Figure 5 shows, on the left, the leakage flux (ɸ1'), produced by the current flowing in the primary winding turns. The secondary winding leakage (flux ɸ2'), on the right, exists only when the current flow in its turns. Both fluxes link with all turns of their windings but not with the others.
Figure 5. Magnetizing flux ɸm, leakage fluxes ɸ1' and ɸ2' in a transformer.
Figure 5. Magnetizing flux ɸm, leakage fluxes ɸ1' and ɸ2' in a transformer
A significant factor is that there is fundamentally a linear relation between the leakage fluxes and the MMFs (or currents) that produce them. The path of the leakage fluxes is almost entirely through the air and it is a nonmagnetic media.
A Transformer Equivalent Circuit
An equivalent circuit adequately represents a transformer’s behavior.
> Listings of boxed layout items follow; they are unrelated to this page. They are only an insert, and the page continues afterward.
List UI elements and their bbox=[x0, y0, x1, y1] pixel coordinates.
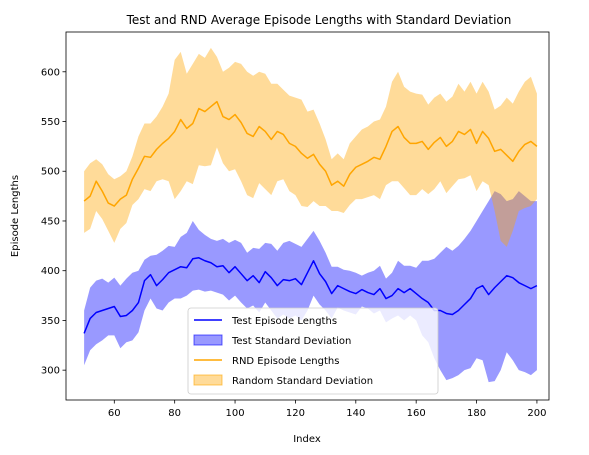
x-tick-label: 120 bbox=[286, 408, 305, 419]
legend-label-rnd-band: Random Standard Deviation bbox=[232, 376, 373, 387]
y-tick-label: 300 bbox=[41, 366, 60, 377]
legend-swatch-test-band bbox=[193, 334, 223, 346]
y-tick-label: 600 bbox=[41, 67, 60, 78]
rnd-episode-line bbox=[83, 100, 538, 207]
y-axis-label: Episode Lengths bbox=[10, 175, 21, 257]
legend: Test Episode Lengths Test Standard Devia… bbox=[187, 307, 439, 395]
y-tick-label: 500 bbox=[41, 167, 60, 178]
x-tick-label: 200 bbox=[527, 408, 546, 419]
x-axis-label: Index bbox=[293, 434, 321, 445]
y-tick-label: 450 bbox=[41, 216, 60, 227]
chart-title: Test and RND Average Episode Lengths wit… bbox=[126, 13, 512, 27]
mean-lines bbox=[83, 100, 538, 334]
rnd-std-band bbox=[84, 47, 537, 247]
test-episode-line bbox=[83, 257, 538, 334]
x-tick-label: 100 bbox=[226, 408, 245, 419]
legend-swatch-rnd-band bbox=[193, 374, 223, 386]
x-tick-label: 140 bbox=[346, 408, 365, 419]
legend-label-test-band: Test Standard Deviation bbox=[231, 336, 351, 347]
axes: 60 80 100 120 140 160 180 200 300 350 400 450 500 550… bbox=[41, 31, 550, 419]
y-tick-label: 550 bbox=[41, 117, 60, 128]
legend-box bbox=[187, 307, 439, 395]
x-tick-label: 80 bbox=[168, 408, 181, 419]
y-tick-label: 350 bbox=[41, 316, 60, 327]
x-tick-label: 180 bbox=[467, 408, 486, 419]
x-tick-label: 160 bbox=[407, 408, 426, 419]
y-tick-label: 400 bbox=[41, 266, 60, 277]
plot-frame bbox=[65, 31, 550, 401]
legend-label-test-line: Test Episode Lengths bbox=[231, 316, 337, 327]
x-tick-label: 60 bbox=[108, 408, 121, 419]
legend-label-rnd-line: RND Episode Lengths bbox=[232, 356, 339, 367]
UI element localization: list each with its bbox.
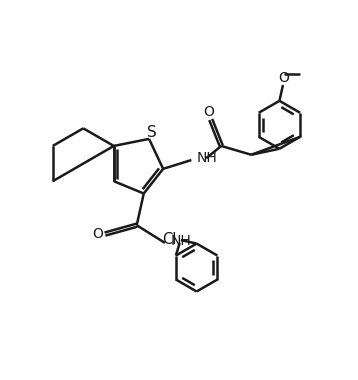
Text: NH: NH <box>197 151 217 165</box>
Text: S: S <box>147 125 157 140</box>
Text: Cl: Cl <box>162 232 176 247</box>
Text: O: O <box>203 106 214 119</box>
Text: O: O <box>278 71 289 85</box>
Text: NH: NH <box>170 234 191 248</box>
Text: O: O <box>92 227 103 241</box>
Inductances symbolize the leakage and magnetizing fluxes and resistors, the winding resistance, and core loss.
There are complex and straightforward transformer equivalent circuits. Figures 6 and 7 show models useful to understand the basic concepts discussed in this article.
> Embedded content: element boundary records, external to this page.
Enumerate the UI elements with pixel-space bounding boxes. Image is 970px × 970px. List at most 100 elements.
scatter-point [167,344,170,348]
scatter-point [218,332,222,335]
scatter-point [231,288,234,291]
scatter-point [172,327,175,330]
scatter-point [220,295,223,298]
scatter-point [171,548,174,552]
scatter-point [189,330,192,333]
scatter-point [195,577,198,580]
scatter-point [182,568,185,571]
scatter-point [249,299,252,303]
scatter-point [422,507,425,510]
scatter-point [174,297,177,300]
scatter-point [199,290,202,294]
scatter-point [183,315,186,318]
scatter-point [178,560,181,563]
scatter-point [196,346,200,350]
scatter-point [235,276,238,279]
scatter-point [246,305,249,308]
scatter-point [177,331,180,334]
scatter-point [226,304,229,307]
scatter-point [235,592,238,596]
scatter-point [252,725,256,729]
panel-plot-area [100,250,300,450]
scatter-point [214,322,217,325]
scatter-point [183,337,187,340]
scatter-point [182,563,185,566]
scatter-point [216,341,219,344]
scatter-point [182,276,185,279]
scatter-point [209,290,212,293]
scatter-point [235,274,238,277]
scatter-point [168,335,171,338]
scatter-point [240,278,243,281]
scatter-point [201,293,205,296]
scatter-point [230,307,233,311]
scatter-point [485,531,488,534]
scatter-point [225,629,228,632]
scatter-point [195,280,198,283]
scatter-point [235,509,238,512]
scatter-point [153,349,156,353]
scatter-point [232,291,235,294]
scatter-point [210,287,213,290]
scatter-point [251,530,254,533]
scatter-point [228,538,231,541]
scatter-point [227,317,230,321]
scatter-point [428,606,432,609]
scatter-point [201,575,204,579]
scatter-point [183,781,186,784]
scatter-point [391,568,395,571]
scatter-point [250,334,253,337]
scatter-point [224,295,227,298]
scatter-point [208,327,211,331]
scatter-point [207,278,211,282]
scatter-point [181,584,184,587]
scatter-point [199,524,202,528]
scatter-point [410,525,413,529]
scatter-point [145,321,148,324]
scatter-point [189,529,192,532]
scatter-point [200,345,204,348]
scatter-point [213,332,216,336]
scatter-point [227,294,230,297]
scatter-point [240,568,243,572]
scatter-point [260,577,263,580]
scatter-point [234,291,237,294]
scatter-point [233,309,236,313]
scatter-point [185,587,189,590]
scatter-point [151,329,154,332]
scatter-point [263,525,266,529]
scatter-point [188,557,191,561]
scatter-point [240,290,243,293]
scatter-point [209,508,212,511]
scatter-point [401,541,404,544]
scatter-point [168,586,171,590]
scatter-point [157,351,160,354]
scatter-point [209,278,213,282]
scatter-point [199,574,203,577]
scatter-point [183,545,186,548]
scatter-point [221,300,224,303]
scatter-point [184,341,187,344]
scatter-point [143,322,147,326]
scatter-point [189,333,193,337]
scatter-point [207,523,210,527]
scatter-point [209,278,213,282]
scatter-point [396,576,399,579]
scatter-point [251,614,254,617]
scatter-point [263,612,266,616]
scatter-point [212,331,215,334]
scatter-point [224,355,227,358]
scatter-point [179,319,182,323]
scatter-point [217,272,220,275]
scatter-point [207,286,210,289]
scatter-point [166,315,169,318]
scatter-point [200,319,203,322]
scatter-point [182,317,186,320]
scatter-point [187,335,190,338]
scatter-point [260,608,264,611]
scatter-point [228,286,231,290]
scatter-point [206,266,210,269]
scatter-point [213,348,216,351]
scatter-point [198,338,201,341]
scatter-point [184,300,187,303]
Figure 6. Transformer equivalent circuit, no-load conditions
Under no-load conditions:
V1 = Ie · R1 + Ie · ω · L1 + Im · ω · Lm = Ie · R1 + Ie · ω · L1 + E1 = Ie · (R1 + jX1) + E1
V1 and E1 have a difference of about 2% to 3% in high-quality transformers, meaning that the leakage impedance R1 + jX1 is quite small. Extra-high voltage transformers may have a difference of up to 12%.
When the transformer delivers a load current, a similar equivalent circuit represents the secondary leakage flux, comprising a secondary inductance (L2) and reactance (X2), as well as the secondary winding resistance (R2) shown in Figure 7.
Figure 7. Transformer equivalent circuit, with load
The secondary induced voltage E2 depends on the turns-ratio,
E2 = N2/N1·E1
At no load,
V2 = E2
When a load current I2 flows in the secondary winding,
V2 = E2 – I2 · (R2 + jX2)
A Review of Transformer Characteristics
A transformer is an electromagnetic machine used to transfer electric energy between two circuits through a varying magnetic flux.
Transformers cores use ferromagnetic materials with a permeability much higher than the air. Their permeabilities vary with the flux density, and a given mmf produces a flux whose magnitude changes. Inside the cores, there are losses due to hysteresis and eddy currents, manifested in the form of heat.
When an AC source energizes a transformer, under no-load conditions, a small exciting current flows generating a mutual flux and heat losses in the core. The exciting current components are the core-loss current and the magnetizing current.
Leakage fluxes link only the windings that produce them.
Equivalent circuits accurately represent transformers to help better understand their behavior.